Businesses need to keep their systems and data well protected. But this often means employees must remember — or, more likely, they can’t remember — potentially dozens of passwords for work-related accounts, in addition to using two-factor authentication processes that can feel needlessly difficult. Add the complication of employees working on personal devices, and you’ve got a difficult balancing act between security and getting work done.
Information security consultant Rebecca Herold, known as the Privacy Professor, works with businesses dealing with this challenge. Herold is also a co-founder of Simbus360, a privacy and security management consulting firm, and she’s working on privacy standards as part of a National Institute of Standards and Technology team.
Here’s her advice to help you strike the balance between security and productivity.
Q. Why do security measures sometimes get in the way of productivity?
A. People don’t like to be slowed down, especially when they have multiple types of IDs and authentication — passwords and secret questions and so on.
Research has shown there’s a psychological component. It’s not that much time is actually lost because you have to enter a password, but people get irritated if they’re asked to do the same thing over and over. It causes a lot of frustration. Plus, people are managing a lot of different passwords and they forget them, and I think organizations have a tendency to require people to change their passwords too often.
Takeaway tip: Require strong, lengthy passwords, but don’t require employees to change them frequently unless there’s a breach.
Q. How can a business help employees work securely without hindering productivity?

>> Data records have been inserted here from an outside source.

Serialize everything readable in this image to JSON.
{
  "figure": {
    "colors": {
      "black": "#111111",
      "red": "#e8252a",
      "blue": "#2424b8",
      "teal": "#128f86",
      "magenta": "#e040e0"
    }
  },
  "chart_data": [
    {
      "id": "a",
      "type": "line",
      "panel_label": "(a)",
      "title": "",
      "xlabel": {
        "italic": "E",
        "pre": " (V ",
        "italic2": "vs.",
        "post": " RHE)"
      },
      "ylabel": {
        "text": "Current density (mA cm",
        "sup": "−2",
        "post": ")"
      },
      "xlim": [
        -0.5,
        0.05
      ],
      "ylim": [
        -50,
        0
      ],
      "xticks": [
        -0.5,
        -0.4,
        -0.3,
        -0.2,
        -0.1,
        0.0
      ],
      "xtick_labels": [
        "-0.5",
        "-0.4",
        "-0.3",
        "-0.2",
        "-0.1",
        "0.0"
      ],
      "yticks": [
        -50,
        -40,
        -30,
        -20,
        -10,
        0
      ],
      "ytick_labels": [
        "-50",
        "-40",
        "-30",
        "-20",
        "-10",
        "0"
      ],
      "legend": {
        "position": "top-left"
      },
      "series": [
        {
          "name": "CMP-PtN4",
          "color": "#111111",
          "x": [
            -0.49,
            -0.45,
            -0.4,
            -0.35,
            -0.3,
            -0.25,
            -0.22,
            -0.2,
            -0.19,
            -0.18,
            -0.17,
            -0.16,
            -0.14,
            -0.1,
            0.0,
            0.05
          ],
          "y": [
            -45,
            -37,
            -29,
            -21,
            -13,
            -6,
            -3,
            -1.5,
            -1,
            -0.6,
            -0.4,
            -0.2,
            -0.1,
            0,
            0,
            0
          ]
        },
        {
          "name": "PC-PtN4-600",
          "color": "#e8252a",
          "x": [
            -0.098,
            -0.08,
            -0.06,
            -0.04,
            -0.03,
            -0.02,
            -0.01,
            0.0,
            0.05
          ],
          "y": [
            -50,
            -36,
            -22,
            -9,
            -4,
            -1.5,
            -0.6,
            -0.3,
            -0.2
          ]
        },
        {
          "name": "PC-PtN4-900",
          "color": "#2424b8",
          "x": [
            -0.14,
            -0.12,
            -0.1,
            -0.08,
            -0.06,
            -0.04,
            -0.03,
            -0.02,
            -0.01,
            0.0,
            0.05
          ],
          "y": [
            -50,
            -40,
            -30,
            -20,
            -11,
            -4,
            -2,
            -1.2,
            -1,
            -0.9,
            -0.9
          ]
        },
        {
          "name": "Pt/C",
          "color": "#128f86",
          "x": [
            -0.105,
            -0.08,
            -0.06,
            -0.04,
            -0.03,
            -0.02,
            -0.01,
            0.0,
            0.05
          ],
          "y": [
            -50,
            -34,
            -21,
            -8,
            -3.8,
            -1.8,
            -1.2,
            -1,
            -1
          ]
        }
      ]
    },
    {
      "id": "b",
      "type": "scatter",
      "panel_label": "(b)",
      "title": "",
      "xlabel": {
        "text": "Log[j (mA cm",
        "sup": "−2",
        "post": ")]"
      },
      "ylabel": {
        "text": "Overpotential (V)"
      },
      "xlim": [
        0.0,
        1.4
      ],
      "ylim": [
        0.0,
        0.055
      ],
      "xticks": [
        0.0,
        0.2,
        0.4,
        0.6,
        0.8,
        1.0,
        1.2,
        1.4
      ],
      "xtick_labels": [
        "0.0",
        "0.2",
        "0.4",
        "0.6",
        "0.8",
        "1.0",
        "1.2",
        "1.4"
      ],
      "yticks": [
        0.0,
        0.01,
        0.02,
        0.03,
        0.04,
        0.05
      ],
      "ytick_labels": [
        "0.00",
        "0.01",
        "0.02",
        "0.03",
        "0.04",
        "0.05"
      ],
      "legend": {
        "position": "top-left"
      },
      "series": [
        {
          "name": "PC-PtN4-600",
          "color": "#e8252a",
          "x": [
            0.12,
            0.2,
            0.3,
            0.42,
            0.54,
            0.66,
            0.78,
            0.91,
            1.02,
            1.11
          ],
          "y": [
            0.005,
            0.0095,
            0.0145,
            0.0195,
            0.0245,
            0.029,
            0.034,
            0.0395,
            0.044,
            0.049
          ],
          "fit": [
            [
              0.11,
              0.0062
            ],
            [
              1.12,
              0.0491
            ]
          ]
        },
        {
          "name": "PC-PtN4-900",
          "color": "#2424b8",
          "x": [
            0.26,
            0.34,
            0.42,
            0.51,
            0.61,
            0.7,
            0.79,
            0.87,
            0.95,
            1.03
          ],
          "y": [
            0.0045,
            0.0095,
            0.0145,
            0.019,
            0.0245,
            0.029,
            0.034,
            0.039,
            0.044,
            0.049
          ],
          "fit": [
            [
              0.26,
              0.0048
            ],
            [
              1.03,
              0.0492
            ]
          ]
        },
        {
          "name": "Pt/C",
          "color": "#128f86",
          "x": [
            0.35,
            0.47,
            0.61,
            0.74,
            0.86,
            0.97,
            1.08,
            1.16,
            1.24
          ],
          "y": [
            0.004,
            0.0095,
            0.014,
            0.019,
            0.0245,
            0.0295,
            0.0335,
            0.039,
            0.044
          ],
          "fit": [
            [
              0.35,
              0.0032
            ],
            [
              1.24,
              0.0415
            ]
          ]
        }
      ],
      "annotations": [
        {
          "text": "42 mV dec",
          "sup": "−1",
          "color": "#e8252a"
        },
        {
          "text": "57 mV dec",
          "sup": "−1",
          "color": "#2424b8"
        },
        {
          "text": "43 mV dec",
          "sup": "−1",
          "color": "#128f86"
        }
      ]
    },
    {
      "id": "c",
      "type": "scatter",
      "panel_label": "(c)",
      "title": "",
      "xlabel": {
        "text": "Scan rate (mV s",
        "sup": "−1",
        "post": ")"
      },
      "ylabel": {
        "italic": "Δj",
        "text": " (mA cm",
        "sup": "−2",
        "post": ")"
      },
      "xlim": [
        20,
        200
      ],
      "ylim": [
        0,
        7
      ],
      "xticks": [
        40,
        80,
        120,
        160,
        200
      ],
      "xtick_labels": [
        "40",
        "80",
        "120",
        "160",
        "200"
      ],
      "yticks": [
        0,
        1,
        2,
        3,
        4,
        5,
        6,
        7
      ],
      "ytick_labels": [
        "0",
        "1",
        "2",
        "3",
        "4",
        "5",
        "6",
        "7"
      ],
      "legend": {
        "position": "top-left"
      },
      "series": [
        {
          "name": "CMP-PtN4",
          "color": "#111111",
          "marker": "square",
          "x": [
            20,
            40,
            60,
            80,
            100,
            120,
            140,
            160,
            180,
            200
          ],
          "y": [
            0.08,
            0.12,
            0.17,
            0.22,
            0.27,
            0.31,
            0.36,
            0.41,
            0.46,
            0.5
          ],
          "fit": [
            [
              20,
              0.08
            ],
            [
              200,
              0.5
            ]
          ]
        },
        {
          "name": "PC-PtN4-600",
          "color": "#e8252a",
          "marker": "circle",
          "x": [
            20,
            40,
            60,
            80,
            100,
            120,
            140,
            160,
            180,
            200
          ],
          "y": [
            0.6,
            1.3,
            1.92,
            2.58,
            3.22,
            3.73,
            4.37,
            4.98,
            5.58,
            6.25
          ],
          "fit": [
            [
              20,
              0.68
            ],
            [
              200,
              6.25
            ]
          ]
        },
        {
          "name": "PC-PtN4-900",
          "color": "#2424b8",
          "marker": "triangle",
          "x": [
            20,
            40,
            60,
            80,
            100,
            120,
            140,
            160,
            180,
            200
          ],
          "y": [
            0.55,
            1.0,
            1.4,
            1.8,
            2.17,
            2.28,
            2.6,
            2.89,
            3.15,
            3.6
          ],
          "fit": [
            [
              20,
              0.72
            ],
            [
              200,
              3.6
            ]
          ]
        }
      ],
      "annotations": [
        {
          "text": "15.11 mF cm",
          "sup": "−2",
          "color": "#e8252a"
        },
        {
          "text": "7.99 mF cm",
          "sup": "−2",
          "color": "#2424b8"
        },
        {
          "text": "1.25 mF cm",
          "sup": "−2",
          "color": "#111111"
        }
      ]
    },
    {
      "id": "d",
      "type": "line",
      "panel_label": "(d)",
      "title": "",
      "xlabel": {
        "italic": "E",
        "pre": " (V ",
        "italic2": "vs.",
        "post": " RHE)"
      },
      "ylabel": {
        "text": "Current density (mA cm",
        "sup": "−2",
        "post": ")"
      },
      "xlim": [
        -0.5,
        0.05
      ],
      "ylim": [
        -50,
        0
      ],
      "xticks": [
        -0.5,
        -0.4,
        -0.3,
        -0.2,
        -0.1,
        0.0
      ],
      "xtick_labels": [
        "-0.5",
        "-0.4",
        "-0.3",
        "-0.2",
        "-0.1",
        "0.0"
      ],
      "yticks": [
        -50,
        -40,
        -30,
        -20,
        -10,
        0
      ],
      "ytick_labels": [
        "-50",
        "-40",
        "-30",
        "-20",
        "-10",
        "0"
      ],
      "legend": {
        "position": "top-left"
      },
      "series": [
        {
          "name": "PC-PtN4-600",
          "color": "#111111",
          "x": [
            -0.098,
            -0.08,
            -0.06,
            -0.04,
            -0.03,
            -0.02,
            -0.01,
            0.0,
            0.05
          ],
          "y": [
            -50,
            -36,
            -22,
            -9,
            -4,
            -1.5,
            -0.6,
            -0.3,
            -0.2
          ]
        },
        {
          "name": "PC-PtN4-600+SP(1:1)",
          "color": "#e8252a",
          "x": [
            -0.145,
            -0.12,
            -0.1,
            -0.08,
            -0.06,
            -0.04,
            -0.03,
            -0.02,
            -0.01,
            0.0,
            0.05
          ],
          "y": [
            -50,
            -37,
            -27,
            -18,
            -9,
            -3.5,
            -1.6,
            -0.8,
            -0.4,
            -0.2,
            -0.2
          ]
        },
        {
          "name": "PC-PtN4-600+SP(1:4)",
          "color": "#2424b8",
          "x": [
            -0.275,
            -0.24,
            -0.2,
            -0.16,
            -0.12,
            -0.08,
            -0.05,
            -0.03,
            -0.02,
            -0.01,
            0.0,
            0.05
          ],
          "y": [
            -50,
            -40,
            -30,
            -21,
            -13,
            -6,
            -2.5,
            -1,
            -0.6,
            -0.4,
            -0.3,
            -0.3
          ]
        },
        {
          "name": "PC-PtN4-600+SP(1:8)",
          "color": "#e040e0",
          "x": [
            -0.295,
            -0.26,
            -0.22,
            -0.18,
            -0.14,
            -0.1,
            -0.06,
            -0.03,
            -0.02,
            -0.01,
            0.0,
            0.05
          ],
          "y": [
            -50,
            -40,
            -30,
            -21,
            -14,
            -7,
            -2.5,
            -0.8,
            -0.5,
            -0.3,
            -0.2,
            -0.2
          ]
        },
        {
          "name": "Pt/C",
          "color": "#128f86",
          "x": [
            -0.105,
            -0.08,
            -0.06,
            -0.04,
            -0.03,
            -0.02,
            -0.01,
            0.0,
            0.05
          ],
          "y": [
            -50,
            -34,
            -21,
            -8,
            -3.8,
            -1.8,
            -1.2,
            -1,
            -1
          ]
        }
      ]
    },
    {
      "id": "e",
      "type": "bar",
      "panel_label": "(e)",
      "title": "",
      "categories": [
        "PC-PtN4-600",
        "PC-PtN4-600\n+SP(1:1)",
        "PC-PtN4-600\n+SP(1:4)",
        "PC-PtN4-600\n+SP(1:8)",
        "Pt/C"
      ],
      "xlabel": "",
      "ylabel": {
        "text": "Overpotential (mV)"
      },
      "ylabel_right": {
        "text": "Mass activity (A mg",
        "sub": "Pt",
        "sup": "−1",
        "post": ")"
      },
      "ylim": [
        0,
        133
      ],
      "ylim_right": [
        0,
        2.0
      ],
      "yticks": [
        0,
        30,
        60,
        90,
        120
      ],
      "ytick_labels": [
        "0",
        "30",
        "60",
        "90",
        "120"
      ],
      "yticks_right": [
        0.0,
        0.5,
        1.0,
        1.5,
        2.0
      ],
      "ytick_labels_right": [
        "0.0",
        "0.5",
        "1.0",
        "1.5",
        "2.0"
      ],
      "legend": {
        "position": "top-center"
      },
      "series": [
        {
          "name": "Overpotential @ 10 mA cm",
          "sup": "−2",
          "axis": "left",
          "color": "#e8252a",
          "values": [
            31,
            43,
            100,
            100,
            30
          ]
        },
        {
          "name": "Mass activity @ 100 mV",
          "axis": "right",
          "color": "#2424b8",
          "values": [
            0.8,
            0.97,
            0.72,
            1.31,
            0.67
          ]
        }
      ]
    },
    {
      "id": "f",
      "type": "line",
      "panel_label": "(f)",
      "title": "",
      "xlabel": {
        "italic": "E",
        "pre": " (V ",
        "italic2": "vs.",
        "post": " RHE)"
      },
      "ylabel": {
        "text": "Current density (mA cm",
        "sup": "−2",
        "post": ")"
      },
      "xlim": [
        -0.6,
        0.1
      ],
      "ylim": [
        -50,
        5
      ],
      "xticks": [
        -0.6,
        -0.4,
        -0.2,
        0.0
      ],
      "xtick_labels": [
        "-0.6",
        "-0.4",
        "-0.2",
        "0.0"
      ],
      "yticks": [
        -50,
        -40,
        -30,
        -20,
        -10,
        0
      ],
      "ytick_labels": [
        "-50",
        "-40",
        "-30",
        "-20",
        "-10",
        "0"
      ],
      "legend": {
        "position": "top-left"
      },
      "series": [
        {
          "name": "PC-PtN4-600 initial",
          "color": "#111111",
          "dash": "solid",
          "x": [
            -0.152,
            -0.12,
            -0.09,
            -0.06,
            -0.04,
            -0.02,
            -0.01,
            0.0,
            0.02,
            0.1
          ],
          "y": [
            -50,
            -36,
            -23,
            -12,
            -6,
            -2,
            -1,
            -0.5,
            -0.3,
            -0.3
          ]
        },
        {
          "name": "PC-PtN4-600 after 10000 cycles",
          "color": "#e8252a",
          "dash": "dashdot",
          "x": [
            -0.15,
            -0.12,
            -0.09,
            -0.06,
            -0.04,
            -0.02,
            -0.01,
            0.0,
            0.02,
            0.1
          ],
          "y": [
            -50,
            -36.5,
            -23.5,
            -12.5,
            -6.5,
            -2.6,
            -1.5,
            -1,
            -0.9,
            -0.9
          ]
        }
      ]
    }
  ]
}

A. Organizations should always be looking for ways to streamline security to make things easier for their employees. This could include single sign-on, so once you’ve logged in to the secure business environment, people don’t have to keep entering passwords for every application. It’s also important to educate employees about closing programs and applications that aren’t in use and turning devices off regularly to clear memory and cache. Those steps will speed up things.
Biometric authentication is another thing to consider, if there’s budget for it. That can really streamline people’s time, and it can often be achieved with voice or fingerprints or even an iris scan.
Let’s say you’re an employee and you need to get into a very sensitive application. Maybe you’ve loaded a certain code file onto your device itself so that you have to be using that particular device to log in to the application. That code file on your computing device would be one step, and the second step might be saying your key phrase or scanning your fingerprint on your smartphone or tablet.
Takeaway tip: If possible, implement single sign-on or biometric authentication measures in place of multiple passwords.
Q. Are there times when security should be relaxed in the service of productivity?
A. Security and productivity shouldn’t be opposing goals, because in the long run, security supports the proper and efficient flow of business. If you have a security incident, that’s going to interrupt business. But certainly there will be times when a certain security policy requires an exception.
One of the most common times is in the event of a disaster or an incident. I’m based in Des Moines, Iowa, and when I started my career, there was a huge flood in 1993. At my company, we temporarily suspended certain security requirements for employees so they could get into client files while they were working in different locations. But generally, those types of disaster suspensions have mitigating controls implemented, and they’re only short-term.
Takeaway tip: In cases where security is temporarily reduced, take steps to monitor access, log which users have been into files and audit their activity.
Q. How do you encourage employees to prioritize security?
A. The key is to help people understand from their own personal view that they need it, and then they can really own the issue.
For example, there’s a large health insurance company I go to once a quarter, and we have a lunch-and-learn security and privacy talk. One talk I gave was about setting up your home Wi-Fi network with appropriate security controls. I explained what can happen if someone outside your home is getting into your personal network.
And then at the end, the chief information security officer said, “Here are the security practices we require that are similar to what you just heard. We need to protect our business and our customers the same way you need to protect yourself.” That really helps people to understand.
Takeaway tip: Provide frequent training in short bursts of 10 or 15 minutes on a single security topic, rather than once or twice a year for an hour or two. This is especially important for teaching employees about security measures for their personally owned devices, which are outside the realm of information technology control.